Yesterday’s post about the proposed DSM definition of “tobacco use disorder” got me thinking about how many misunderstandings, and even attempts at disinformation, can be thwarted by just asking “what does that mean?”. If you learned that you or someone was declared to have a psychological problem with tobacco according to the DSM, a common way of defining mental illness, it would probably sound impressive and concerning. But if you just asked, “what does it mean to be defined as having that problem”, the answer would make pretty clear that the definition is so broad as to mean absolutely nothing – nothing impressive, nothing concerning, and nothing more than just you/he uses tobacco. Presumably the dumbest parts of the definition will be eliminated, as I discussed yesterday, but I suspect that what remains will basically define “tobacco use disorder” to mean “tobacco use”.

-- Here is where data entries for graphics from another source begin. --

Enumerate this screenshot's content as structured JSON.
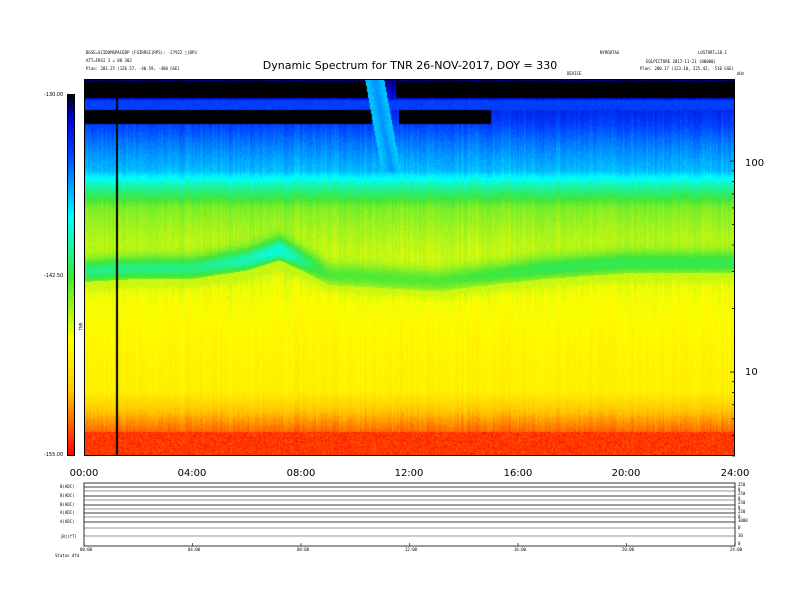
{
  "header": {
    "title": "Dynamic Spectrum for TNR 26-NOV-2017, DOY = 330",
    "left_line1": "BGSE=SCIDOMSPACEBP (FGIRRSI|RPS): -27922 ||BP3",
    "left_line2": "ATT=FRSI 3 = 88 302",
    "left_line3": "Plan:   201.25 (126.57, -40.59, -480 GSE)",
    "right_line1": "NYROOTAG",
    "right_line2": "LOSTORT=10.1",
    "right_line3": "EQLPICTURE  2017-11-21 (00000)",
    "right_line4": "Plan:   200.17 (123.10, 225.42, -510 GSE)",
    "mid_label": "DEVICE",
    "corner_label": "kHz"
  },
  "colorbar": {
    "top_label": "-130.00",
    "mid_label": "-142.50",
    "bottom_label": "-155.00",
    "side_label": "TNR"
  },
  "y_axis": {
    "ticks": [
      "100",
      "10"
    ]
  },
  "x_axis": {
    "ticks": [
      "00:00",
      "04:00",
      "08:00",
      "12:00",
      "16:00",
      "20:00",
      "24:00"
    ]
  },
  "bottom_panels": {
    "row_labels": [
      "B(ADC)",
      "B(ADC)",
      "B(ADC)",
      "A(ADC)",
      "A(ADC)",
      "|B|(fT)"
    ],
    "right_labels": [
      "250",
      "0",
      "250",
      "0",
      "250",
      "0",
      "250",
      "0",
      "3000",
      "0",
      "30",
      "0"
    ],
    "time_ticks": [
      "00:00",
      "04:00",
      "08:00",
      "12:00",
      "16:00",
      "20:00",
      "24:00"
    ],
    "footer": "Status   dfd"
  },
  "chart_data": {
    "type": "heatmap",
    "title": "Dynamic Spectrum for TNR 26-NOV-2017, DOY = 330",
    "xlabel": "",
    "ylabel": "kHz",
    "x_range": [
      "00:00",
      "24:00"
    ],
    "y_range_khz": [
      4,
      245
    ],
    "y_scale": "log",
    "colorbar_range": [
      -155,
      -130
    ],
    "colorbar_ticks": [
      -130.0,
      -142.5,
      -155.0
    ],
    "x_ticks": [
      "00:00",
      "04:00",
      "08:00",
      "12:00",
      "16:00",
      "20:00",
      "24:00"
    ],
    "y_ticks": [
      100,
      10
    ],
    "data_gap_time": "01:10",
    "emission_band_khz_by_hour": [
      {
        "hour": 0,
        "center_khz": 30,
        "level_db": -141
      },
      {
        "hour": 2,
        "center_khz": 31,
        "level_db": -141
      },
      {
        "hour": 4,
        "center_khz": 31,
        "level_db": -141
      },
      {
        "hour": 6,
        "center_khz": 34,
        "level_db": -140
      },
      {
        "hour": 7.2,
        "center_khz": 38,
        "level_db": -139
      },
      {
        "hour": 9,
        "center_khz": 29,
        "level_db": -143
      },
      {
        "hour": 13,
        "center_khz": 27,
        "level_db": -143
      },
      {
        "hour": 17,
        "center_khz": 31,
        "level_db": -142
      },
      {
        "hour": 20,
        "center_khz": 33,
        "level_db": -142
      },
      {
        "hour": 24,
        "center_khz": 33,
        "level_db": -142
      }
    ],
    "background_levels_db": [
      {
        "khz": 240,
        "level_db": -131
      },
      {
        "khz": 150,
        "level_db": -134
      },
      {
        "khz": 90,
        "level_db": -137
      },
      {
        "khz": 60,
        "level_db": -144
      },
      {
        "khz": 20,
        "level_db": -147
      },
      {
        "khz": 8,
        "level_db": -148
      },
      {
        "khz": 5,
        "level_db": -153
      }
    ],
    "colors": {
      "low": "#ff0000",
      "mid_low": "#ffff00",
      "mid": "#40e040",
      "mid_high": "#00ffff",
      "high": "#0000ff",
      "max": "#000000"
    }
  }
}
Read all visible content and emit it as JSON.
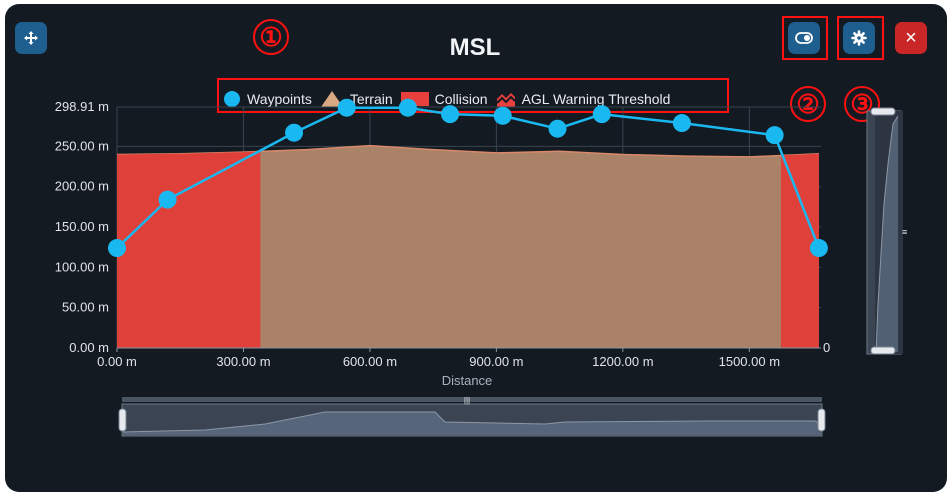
{
  "toolbar": {
    "move_icon": "move-arrows-icon",
    "toggle_icon": "toggle-icon",
    "settings_icon": "gear-icon",
    "close_label": "×"
  },
  "chart_title": "MSL",
  "legend": [
    {
      "label": "Waypoints",
      "shape": "circle",
      "color": "#1ab8f0"
    },
    {
      "label": "Terrain",
      "shape": "triangle",
      "color": "#d9a882"
    },
    {
      "label": "Collision",
      "shape": "rect",
      "color": "#e8403c"
    },
    {
      "label": "AGL Warning Threshold",
      "shape": "zigzag",
      "color": "#e8403c"
    }
  ],
  "annotations": [
    "①",
    "②",
    "③"
  ],
  "colors": {
    "panel": "#131a22",
    "accent": "#1e5f8f",
    "close": "#c92727",
    "waypoint": "#1ab8f0",
    "terrain": "#a98268",
    "collision": "#e0403a"
  },
  "chart_data": {
    "type": "line",
    "xlabel": "Distance",
    "ylabel": "",
    "xlim": [
      0,
      1670
    ],
    "ylim": [
      0,
      298.91
    ],
    "x_ticks": [
      0,
      300,
      600,
      900,
      1200,
      1500
    ],
    "x_tick_labels": [
      "0.00 m",
      "300.00 m",
      "600.00 m",
      "900.00 m",
      "1200.00 m",
      "1500.00 m"
    ],
    "y_ticks": [
      0,
      50,
      100,
      150,
      200,
      250,
      298.91
    ],
    "y_tick_labels": [
      "0.00 m",
      "50.00 m",
      "100.00 m",
      "150.00 m",
      "200.00 m",
      "250.00 m",
      "298.91 m"
    ],
    "right_axis_label": "0",
    "grid": true,
    "series": [
      {
        "name": "Waypoints",
        "x": [
          0,
          120,
          420,
          545,
          690,
          790,
          915,
          1045,
          1150,
          1340,
          1560,
          1665
        ],
        "y": [
          124,
          184,
          267,
          298,
          298,
          290,
          288,
          272,
          290,
          279,
          264,
          124
        ]
      },
      {
        "name": "Terrain",
        "x": [
          0,
          150,
          300,
          450,
          600,
          750,
          900,
          1050,
          1200,
          1350,
          1500,
          1665
        ],
        "y": [
          240,
          241,
          243,
          246,
          251,
          246,
          242,
          244,
          240,
          238,
          237,
          241
        ]
      },
      {
        "name": "Collision",
        "ranges": [
          [
            0,
            340
          ],
          [
            1575,
            1665
          ]
        ]
      }
    ]
  }
}
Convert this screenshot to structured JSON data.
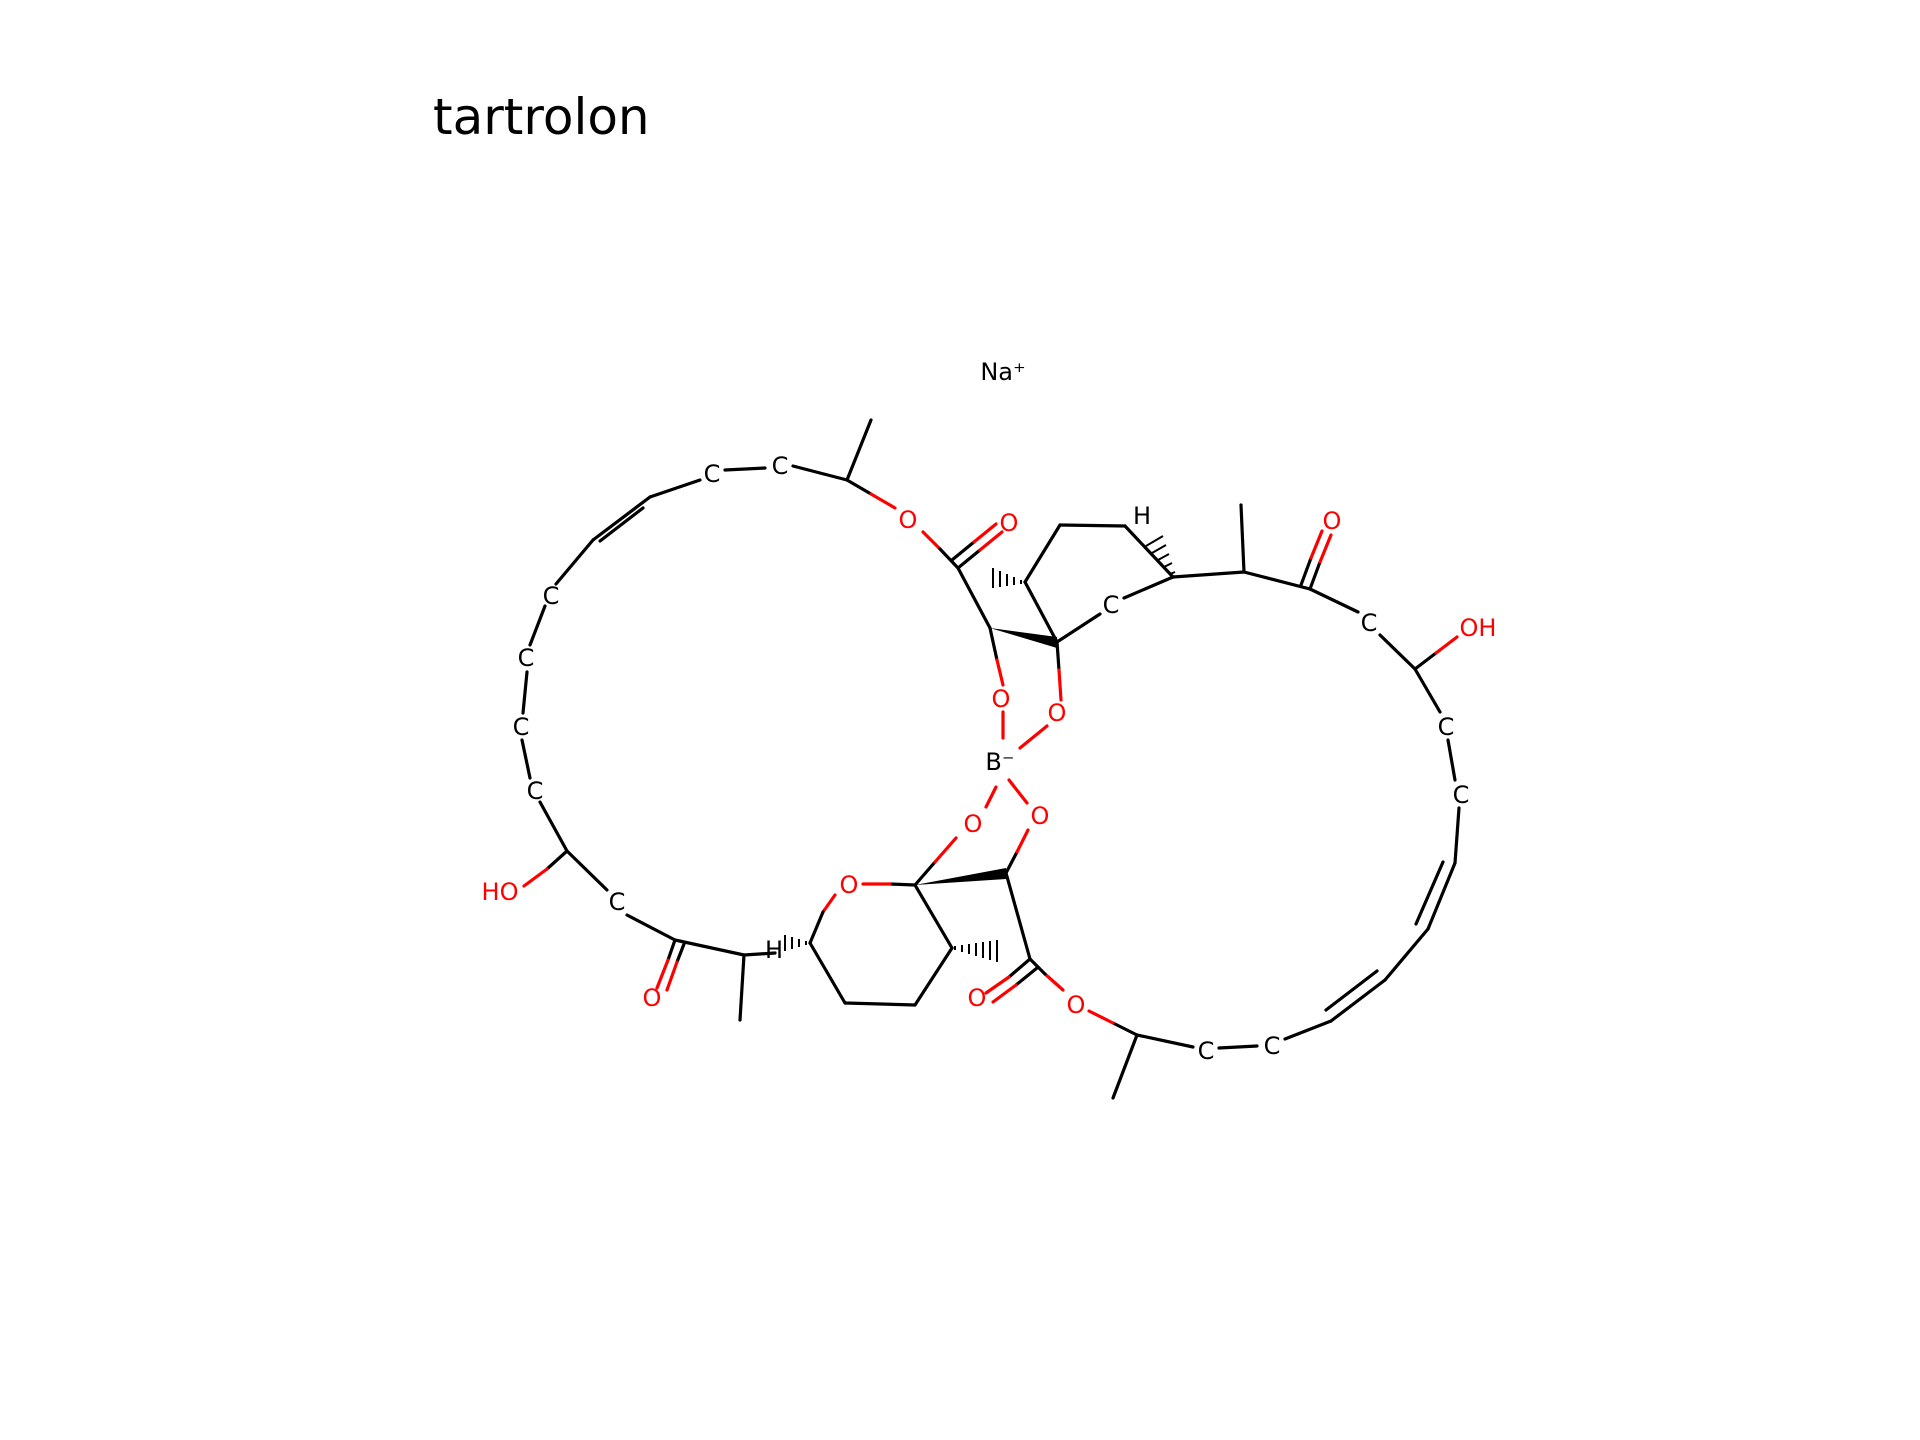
{
  "title": "tartrolon",
  "counterion": "Na⁺",
  "colors": {
    "carbon": "#000000",
    "oxygen": "#ff0000",
    "background": "#ffffff"
  },
  "atoms": {
    "carbon_label": "C",
    "oxygen_label": "O",
    "hydroxyl_label": "OH",
    "hydroxyl_left_label": "HO",
    "hydrogen_label": "H",
    "boron_label": "B⁻"
  }
}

Similarly, three days ago I wrote about the calculation that suggests that the decision about whether to give statins to healthy people to prevent a possible future heart attack or stroke, which is currently based on a somewhat complicated formula in the UK, could be replaced with a rule of “give statins to everyone over 55” with very little loss in information and perhaps an improvement in cost-effectiveness. The health press misinterpreted this as meaning that the UK should adopt the “everyone over 55” rule, or more conservatively, that the study’s author was saying that. The question the press should have put to the study’s author, or that anyone hearing the press reporters should have demanded an answer to (or at least refused to buy the claim given the lack of an answer) is what “should” means. It turned out to start with the assumption that best means something as conservative as the current policy (in terms of limiting the number getting statins) and that the tests being done to choose whether to give statins would not be done otherwise (and thus represent extra costs). It also strangely assumed that using other free information, such as varying the age cutoff based on sex, was not possible, even though it would provide a gain with no cost, and that somehow the choice should either be the present system or age alone.
Finally, consider my post from five days ago in which I discussed the recommendations governing screening mammography. The “research” I was writing about was a call to screen more aggressively than the current guidelines call for, but reading between the lines, the answer to the question “how do you define what we should do” seemed to just be the circular “screen more”. By contrast I pointed out how the guidelines consider a combination of costs and benefits, recognizing that less screening means fewer life-threatening cancers caught early, but also fewer of various other costs. You would not want to read my essay as a reason for believing that the current guidelines are correct because, though I asserted that the guidelines make sense and pointed out a few of the costs, I never specified exactly what level of costs are considered too high per successful cancer diagnosis. What I pointed out was sufficient to debunk the claims I was addressing, but could not make the case for any particular policy (other than, perhaps, not screening at such a young age that the radiation is more likely to cause cancer than detect it). So, asking “what is your basis for recommending the current policy” would reveal (a) that the claims I was criticizing were based on nothing, but also (b) that I did not present an adequate case for a particular policy either, which would (I would like to think) point out what I was really arguing was not so much the superiority of a particular policy but the flaws in the attacks on it.
In sum, asking about unclear definitions or measures on the path to a conclusion can reveal the meaninglessness of the conclusion, the weakness of the reasoning, or perhaps that what you thought was the conclusion really was not.